Disability Benefit ‘Under Threat’
Union officials have warned a review of the way industrial injury benefits are paid could lead to cutbacks. The UK Government is to begin a consultation into the future of the scheme, which is paid to 350,000 people across the UK.
Union officials fear they could be scrapped, and said any cutbacks would be “a major blow”.
The Department for Work and Pensions (DWP) said the review was about making sure it provided the right support.
The current state-funded scheme was introduced in 1948 and provides benefits for people disabled by an accident at work or as a result of an occupational disease.
They cover more than 70 types of illness, including deafness and repetitive strain injury, and are operated on a ‘no-fault’ basis, meaning the employee does not have to prove the negligence of the employer.
The DWP said the review was part of the UK Government’s commitment to help people move off benefits and back into work, and would look at the over-all purpose of the scheme and ask whether employers should do more to reduce risks.
But some unions are concerned it could lead to the benefits being scrapped.

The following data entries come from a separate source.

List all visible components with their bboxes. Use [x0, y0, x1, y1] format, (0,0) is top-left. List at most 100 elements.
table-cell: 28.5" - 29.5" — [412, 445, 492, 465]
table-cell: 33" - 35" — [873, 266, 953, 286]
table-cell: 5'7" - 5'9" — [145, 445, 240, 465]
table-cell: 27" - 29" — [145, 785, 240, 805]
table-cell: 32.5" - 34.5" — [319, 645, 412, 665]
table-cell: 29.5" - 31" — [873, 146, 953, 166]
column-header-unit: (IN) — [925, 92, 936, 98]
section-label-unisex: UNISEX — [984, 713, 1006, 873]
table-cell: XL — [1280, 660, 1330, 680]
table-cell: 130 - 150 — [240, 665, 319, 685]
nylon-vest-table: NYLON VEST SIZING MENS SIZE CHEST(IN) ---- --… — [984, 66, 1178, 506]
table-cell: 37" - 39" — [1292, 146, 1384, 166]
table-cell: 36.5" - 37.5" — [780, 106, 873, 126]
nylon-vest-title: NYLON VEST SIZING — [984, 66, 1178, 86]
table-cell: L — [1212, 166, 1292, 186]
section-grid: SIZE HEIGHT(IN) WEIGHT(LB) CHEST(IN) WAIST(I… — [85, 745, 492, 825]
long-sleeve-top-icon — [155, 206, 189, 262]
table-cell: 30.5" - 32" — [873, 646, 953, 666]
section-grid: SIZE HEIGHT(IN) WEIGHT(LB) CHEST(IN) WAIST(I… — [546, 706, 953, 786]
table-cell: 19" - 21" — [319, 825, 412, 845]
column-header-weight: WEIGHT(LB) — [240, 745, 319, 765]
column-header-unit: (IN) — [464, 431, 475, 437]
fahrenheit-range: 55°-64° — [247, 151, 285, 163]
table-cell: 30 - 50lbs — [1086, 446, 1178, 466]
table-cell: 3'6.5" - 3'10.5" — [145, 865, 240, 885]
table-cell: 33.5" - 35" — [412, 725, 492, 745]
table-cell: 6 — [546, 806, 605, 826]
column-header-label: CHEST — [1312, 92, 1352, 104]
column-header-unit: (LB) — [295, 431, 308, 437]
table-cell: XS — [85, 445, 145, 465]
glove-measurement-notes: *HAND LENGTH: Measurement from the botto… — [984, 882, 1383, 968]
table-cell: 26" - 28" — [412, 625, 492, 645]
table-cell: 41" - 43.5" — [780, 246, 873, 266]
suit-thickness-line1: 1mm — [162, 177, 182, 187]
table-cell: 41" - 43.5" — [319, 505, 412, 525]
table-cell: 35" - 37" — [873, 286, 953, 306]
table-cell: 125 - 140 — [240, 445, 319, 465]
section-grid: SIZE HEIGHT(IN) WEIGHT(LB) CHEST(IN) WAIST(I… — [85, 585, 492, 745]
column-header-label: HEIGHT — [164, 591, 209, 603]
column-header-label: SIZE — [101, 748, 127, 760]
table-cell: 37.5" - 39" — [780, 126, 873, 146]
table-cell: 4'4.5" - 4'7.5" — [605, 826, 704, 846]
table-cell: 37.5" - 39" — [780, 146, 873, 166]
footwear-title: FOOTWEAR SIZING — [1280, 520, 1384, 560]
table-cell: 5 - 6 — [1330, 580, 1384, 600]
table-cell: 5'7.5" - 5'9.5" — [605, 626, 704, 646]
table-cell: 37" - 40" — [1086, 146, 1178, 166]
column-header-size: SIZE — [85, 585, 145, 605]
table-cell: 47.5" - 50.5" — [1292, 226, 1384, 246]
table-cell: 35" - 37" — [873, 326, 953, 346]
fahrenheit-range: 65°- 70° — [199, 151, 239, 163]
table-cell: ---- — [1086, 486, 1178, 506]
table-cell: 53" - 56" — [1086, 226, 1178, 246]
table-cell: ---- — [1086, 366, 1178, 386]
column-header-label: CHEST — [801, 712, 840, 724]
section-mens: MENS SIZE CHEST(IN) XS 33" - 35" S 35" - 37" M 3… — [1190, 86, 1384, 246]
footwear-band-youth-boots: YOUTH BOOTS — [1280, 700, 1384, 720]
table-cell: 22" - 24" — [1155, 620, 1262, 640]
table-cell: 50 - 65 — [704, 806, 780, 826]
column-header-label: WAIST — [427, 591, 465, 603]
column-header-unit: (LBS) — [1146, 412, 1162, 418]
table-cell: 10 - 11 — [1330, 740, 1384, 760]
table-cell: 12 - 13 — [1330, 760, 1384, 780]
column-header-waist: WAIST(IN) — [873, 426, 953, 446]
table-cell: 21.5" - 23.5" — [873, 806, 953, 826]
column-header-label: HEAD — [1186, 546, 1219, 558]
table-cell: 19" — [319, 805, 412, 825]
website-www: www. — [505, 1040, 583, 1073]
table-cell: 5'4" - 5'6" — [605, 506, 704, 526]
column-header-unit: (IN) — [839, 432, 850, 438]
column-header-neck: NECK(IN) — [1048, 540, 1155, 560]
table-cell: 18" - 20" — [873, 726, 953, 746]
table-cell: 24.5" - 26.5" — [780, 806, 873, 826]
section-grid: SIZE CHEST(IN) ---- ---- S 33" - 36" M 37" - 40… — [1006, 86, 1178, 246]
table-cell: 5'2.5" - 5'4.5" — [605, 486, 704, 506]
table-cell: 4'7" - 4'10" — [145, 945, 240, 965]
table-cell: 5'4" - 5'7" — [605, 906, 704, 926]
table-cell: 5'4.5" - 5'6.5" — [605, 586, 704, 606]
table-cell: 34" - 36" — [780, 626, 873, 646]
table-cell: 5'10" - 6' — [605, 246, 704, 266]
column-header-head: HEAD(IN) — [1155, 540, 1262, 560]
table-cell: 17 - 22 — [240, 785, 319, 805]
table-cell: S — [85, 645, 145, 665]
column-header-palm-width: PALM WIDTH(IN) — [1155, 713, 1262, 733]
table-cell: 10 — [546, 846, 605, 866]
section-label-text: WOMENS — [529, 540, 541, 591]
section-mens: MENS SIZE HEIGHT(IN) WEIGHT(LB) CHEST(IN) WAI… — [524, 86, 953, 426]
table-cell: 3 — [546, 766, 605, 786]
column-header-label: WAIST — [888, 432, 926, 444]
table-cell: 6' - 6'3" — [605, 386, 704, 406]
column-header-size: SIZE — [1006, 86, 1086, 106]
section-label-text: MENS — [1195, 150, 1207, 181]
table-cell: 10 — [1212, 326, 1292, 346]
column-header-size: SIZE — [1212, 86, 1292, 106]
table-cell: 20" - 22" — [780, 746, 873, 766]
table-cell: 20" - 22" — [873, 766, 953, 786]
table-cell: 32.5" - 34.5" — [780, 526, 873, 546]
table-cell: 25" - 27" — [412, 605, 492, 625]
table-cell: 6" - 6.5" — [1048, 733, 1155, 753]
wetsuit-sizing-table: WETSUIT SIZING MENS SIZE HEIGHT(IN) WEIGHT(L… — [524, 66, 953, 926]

Bleddyn Hancock, General Secretary of NACODS in Wales, said the National Insurance fund was showing a surplus and there was no need for any cutback.
He said people had to go through a medical examination to qualify for them.
“These are benefits that we’ve paid for, we’ve had to work for them, people have paid into national insurance,” he said.
“How would we feel if we had paid our house insurance, and a month afterwards it burns down and the insurance company says, ‘We’ve changed our minds, we’re not giving you the money now’?”
A spokesman for the DWP insisted the review was not about scrapping the benefits, but about making sure it provided the right support for people who used it.
At present, claimants do not automatically have access to support services to help them back to work, education or training.
A possible outcome of the review could be to make sure claimants have access to the services, or are offered re-training, he added.